Oh! what was love made for, if 'tis not the same
Through joy and through torment, through glory and shame?
I know not, I ask not, if guilt's in that heart,
I but know that I love thee, whatever thou art.
Thou hast call'd me thy Angel in moments of bliss,
And thy Angel I'll be, 'mid the horrors of this,-
Through the furnace, unshrinking, thy steps to pursue,
And shield thee, and save thee,- or perish there tool
It has been the fashion of late days to deny Moore Imagination,
while granting him Fancy- a distinction originating with Coleridge-
than whom no man more fully comprehended the great powers of Moore.

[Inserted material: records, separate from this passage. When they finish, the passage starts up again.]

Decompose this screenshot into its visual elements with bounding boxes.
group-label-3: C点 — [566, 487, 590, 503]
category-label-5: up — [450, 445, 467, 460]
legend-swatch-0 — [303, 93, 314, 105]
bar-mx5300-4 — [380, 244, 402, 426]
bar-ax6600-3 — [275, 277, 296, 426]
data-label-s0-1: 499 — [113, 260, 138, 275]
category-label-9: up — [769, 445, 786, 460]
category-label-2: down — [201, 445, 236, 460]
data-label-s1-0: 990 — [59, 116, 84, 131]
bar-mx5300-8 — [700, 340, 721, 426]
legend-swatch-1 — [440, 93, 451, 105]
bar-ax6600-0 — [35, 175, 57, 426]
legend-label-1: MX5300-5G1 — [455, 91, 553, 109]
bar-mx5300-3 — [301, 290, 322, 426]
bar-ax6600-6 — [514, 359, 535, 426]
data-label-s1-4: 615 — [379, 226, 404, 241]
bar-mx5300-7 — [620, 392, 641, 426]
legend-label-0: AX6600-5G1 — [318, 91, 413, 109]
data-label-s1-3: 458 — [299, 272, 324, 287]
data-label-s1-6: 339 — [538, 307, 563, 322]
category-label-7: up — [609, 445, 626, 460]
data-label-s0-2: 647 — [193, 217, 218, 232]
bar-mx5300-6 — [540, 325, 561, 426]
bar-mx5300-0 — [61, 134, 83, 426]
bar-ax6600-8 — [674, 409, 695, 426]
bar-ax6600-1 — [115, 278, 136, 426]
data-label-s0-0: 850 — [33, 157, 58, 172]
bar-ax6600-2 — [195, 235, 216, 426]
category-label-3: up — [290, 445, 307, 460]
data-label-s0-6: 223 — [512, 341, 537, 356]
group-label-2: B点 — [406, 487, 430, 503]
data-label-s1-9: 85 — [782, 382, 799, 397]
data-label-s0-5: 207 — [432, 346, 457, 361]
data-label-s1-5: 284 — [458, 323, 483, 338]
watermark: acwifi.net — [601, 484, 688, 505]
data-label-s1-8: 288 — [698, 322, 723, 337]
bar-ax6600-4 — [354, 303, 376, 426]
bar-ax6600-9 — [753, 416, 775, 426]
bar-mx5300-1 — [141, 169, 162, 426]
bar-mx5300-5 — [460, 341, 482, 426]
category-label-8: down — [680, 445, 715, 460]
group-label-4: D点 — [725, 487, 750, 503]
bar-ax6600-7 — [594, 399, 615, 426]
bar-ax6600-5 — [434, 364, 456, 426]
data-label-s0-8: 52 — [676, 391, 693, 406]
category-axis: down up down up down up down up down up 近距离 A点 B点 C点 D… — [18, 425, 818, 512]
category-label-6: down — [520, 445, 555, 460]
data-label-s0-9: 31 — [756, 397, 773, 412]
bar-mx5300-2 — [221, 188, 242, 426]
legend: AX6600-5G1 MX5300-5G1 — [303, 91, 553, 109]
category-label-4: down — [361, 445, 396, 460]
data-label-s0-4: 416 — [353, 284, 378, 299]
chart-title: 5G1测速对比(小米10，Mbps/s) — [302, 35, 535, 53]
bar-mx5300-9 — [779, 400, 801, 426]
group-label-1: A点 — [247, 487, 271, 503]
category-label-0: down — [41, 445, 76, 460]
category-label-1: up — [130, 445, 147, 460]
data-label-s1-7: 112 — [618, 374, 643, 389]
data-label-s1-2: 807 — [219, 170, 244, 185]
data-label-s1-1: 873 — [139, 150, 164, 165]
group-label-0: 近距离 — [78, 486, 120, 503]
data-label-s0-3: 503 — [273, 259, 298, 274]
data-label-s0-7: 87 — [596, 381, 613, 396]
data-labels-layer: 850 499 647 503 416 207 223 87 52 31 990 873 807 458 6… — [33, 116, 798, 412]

The fact is, that the fancy of this poet so far predominates over
all his other faculties, and over the fancy of all other men, as to
have induced, very naturally, the idea that he is fanciful only. But
never was there a greater mistake. Never was a grosser wrong done
the fame of a true poet. In the compass of the English language I
can call to mind no poem more profoundly- more weirdly imaginative, in
the best sense, than the lines commencing- "I would I were by that dim
lake"- which are the composition of Thomas Moore. I regret that I am
unable to remember them.
One of the noblest- and, speaking of Fancy- one of the most
singularly fanciful of modern poets, was Thomas Hood.